Planning for Success
Planning for Success: The Three ‘Ps’
When you start thinking about your project or community, it’s a good idea to have a clear strategy in place. We use the three ‘Ps’ – Planning, People and Platform.
Your strategy should highlight any internal or external issues that the community will face, suggesting methods to tackle them. If you consider each of the three ‘Ps’ carefully, you won’t go far wrong.
Resources - Your project or community needs resources including people, money, time and assets. Once you have a clear definition of the objectives, outputs and scale of community that you intend to build, you can plan your resources accordingly.
Roles and Responsibilities - You will need to clearly define the roles and responsibilities of internal and external stakeholders, including colleagues. This should be communicated to all involved with the project or community. Each individual will need resources to carry out their role, so be sure to include what these are, and let all parties know what they have (and don’t have) to work with.
Outputs - It’s vital that you start your community project with a clear understanding of the type and format of output you want to achieve. You might need to structure your data in a certain way using the segmentation tools, or plan for video outputs and how you might want to transcribe them, for example.
Time - Communities can take up more time than expected, so plan carefully. You should prepare the required number of hours and the frequency of involvement for the duration of the community.

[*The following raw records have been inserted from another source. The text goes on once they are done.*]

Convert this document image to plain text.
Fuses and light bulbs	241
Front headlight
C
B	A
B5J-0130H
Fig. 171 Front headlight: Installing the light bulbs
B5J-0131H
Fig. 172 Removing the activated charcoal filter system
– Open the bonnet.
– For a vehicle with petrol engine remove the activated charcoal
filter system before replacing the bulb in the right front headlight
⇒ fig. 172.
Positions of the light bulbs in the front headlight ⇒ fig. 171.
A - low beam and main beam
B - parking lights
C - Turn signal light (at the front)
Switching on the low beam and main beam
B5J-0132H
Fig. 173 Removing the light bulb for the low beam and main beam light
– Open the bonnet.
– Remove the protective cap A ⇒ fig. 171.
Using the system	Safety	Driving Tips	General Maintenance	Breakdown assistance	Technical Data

Success - What is going to deem your community project a success? Is it the level of engagement, the style and volume of response or simply the quality of insight? Or, how about the opportunity spaces it maps? All of these should be considered before you start, they can be used to inform project design.
Recruiting Participants - This is one of the most critical success factors of your community project. If not done well, it can hamper progress or jeopardise the entire project. What source are you using – panels, lists, social networks etc. How do you plan to recruit participants? What are the tactical challenges in getting people moving on from one activity to another in a timely fashion? What if you need to bring in new recruits? All of this, and more, needs to be tackled in advance if you are to succeed.
Engagement - Stay connected with your participants by communicating with them on a daily basis, keeping them informed on what they can expect each day.
Moderation and Community Management - The more participants you have, the more effort and resource you’ll need to plan in order to carry out moderation and management. Those performing this role need to have the necessary skills and be trained in advance. What documentation and support might they need if they are not sitting next to you? What if they are in different time zones – how do you connect with them and check on progress? Consider their experience with both online and offline moderation.
Rewards - Like any research project, participants will most likely be incentivised and rewarded for their efforts in some way. You’ll do well to consider social and emotional motivation, as well as financial rewards, including prize finds and cash. Your participants will be asking “What’s in it for me?” throughout the community project, so you’ll need to give your answer careful consideration.
Set Up - When using Further’s software there are a few things you’ll need to configure before ‘going live’, so be ready. You can customise the interface and switch certain functions ‘on’ or ‘off’.
Training - Further offers comprehensive online training or you can learn on your own with our prerecorded tutorials.
Management - Online qualitative research projects and communities are iterative by nature. Effective moderators will explore themes as they emerge. You’ll need to appoint someone sufficiently skilled to upload new activities and control which functionality is employed over the lifetime of the community. This person doesn’t have to be the moderator, but often is.